Updated: April 19, 2013 at 12:00 am
Anheuser-Busch InBev has reached a final agreement with the Department of Justice, settling a dispute over its $20.1 billion acquisition of the Mexican brewer, Grupo Modelo.
The world’s largest brewer has been trying since June to buy the half of Grupo Modelo that it doesn’t already own. The Justice Department blocked the deal out of concern that a company that massive would stifle competition in the U.S.
In an effort to appease regulators, AB InBev subsequently struck a side deal that gives control of the production of Corona and other Modelo beers sold in the U.S. to a competitor, Constellation Brands Inc.

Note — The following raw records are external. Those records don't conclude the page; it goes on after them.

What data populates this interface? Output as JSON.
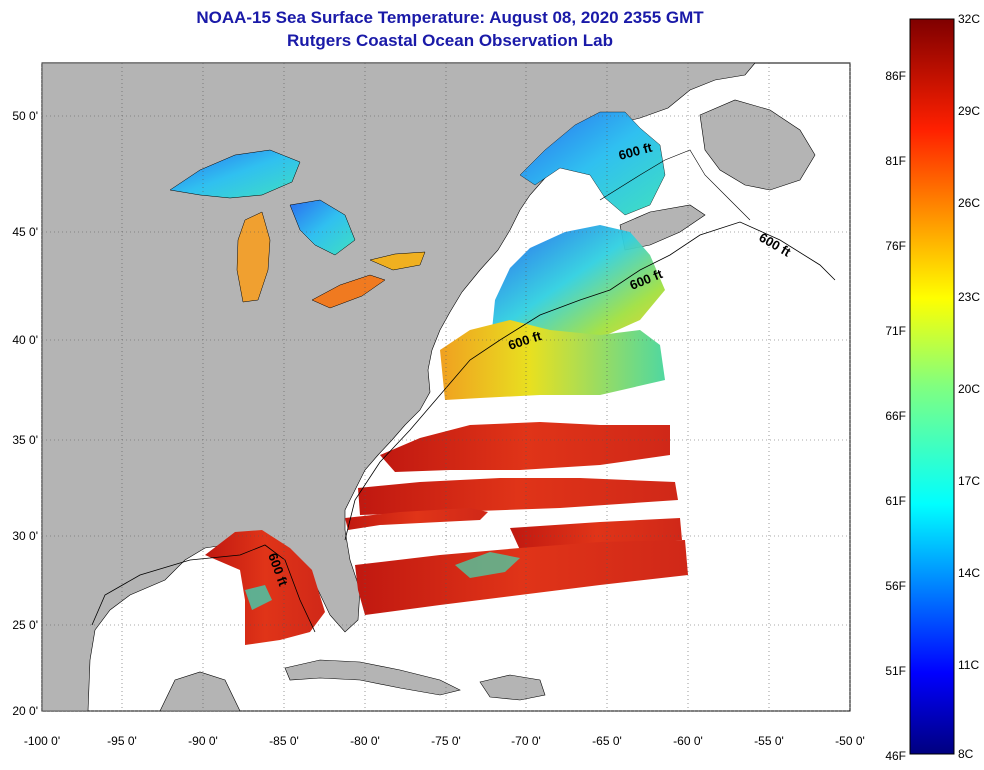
{
  "title": "NOAA-15 Sea Surface Temperature:  August 08, 2020 2355 GMT",
  "subtitle": "Rutgers Coastal Ocean Observation Lab",
  "lon_ticks": [
    "-100 0'",
    "-95 0'",
    "-90 0'",
    "-85 0'",
    "-80 0'",
    "-75 0'",
    "-70 0'",
    "-65 0'",
    "-60 0'",
    "-55 0'",
    "-50 0'"
  ],
  "lat_ticks": [
    "50 0'",
    "45 0'",
    "40 0'",
    "35 0'",
    "30 0'",
    "25 0'",
    "20 0'"
  ],
  "contour_label": "600 ft",
  "colorbar": {
    "celsius": [
      "32C",
      "29C",
      "26C",
      "23C",
      "20C",
      "17C",
      "14C",
      "11C",
      "8C"
    ],
    "fahrenheit": [
      "86F",
      "81F",
      "76F",
      "71F",
      "66F",
      "61F",
      "56F",
      "51F",
      "46F"
    ]
  },
  "colors": {
    "land": "#b4b4b4",
    "title": "#1a1aa8",
    "warm": "#d42a14",
    "cold": "#1030d0"
  }
}
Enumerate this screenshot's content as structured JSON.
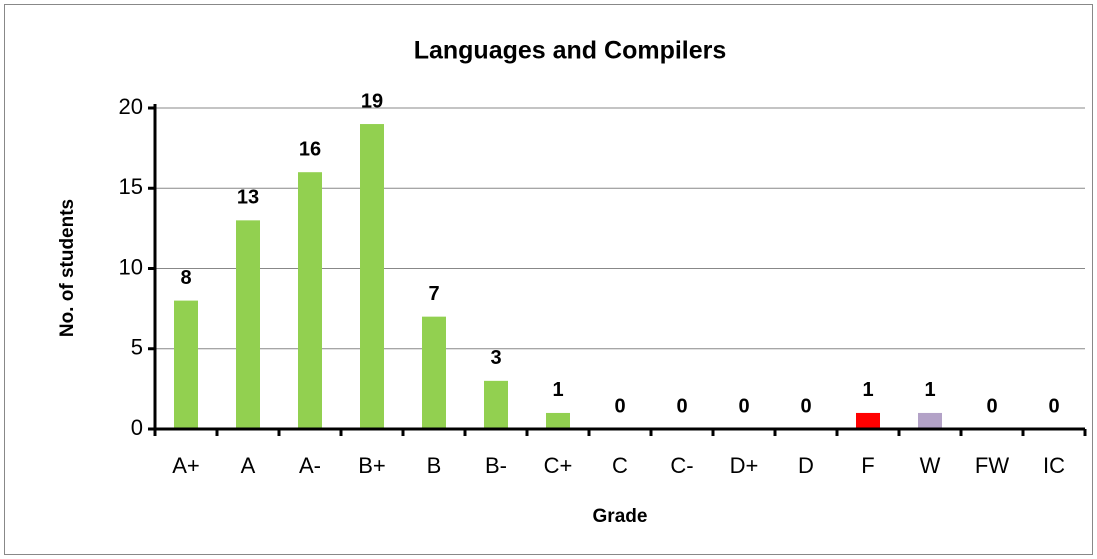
{
  "chart_data": {
    "type": "bar",
    "title": "Languages and Compilers",
    "x_label": "Grade",
    "y_label": "No. of students",
    "categories": [
      "A+",
      "A",
      "A-",
      "B+",
      "B",
      "B-",
      "C+",
      "C",
      "C-",
      "D+",
      "D",
      "F",
      "W",
      "FW",
      "IC"
    ],
    "values": [
      8,
      13,
      16,
      19,
      7,
      3,
      1,
      0,
      0,
      0,
      0,
      1,
      1,
      0,
      0
    ],
    "colors": [
      "#92d050",
      "#92d050",
      "#92d050",
      "#92d050",
      "#92d050",
      "#92d050",
      "#92d050",
      "#92d050",
      "#92d050",
      "#92d050",
      "#92d050",
      "#ff0000",
      "#b3a2c7",
      "#92d050",
      "#92d050"
    ],
    "ylim": [
      0,
      20
    ],
    "yticks": [
      0,
      5,
      10,
      15,
      20
    ],
    "grid": true
  }
}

The companies involved in the complicated series of deals have negotiated for months with Justice officials to resolve the dispute.
The agreement announced Friday is similar to a modified deal that was aired earlier this year, requiring the sale of Modelo’s entire U.S. business, including licenses of Modelo brand beers and its Piedras Negras brewery, as well as its stake in a joint venture agreement and other assets to Constellation Brands Inc.
The Department of Justice said the settlement will ensure competition in the beer industry nationwide to the benefit of U.S. consumers.
The two sides must still get court approval before the deal goes through.
The acquisition could be completed as early as June, if it receives court approval.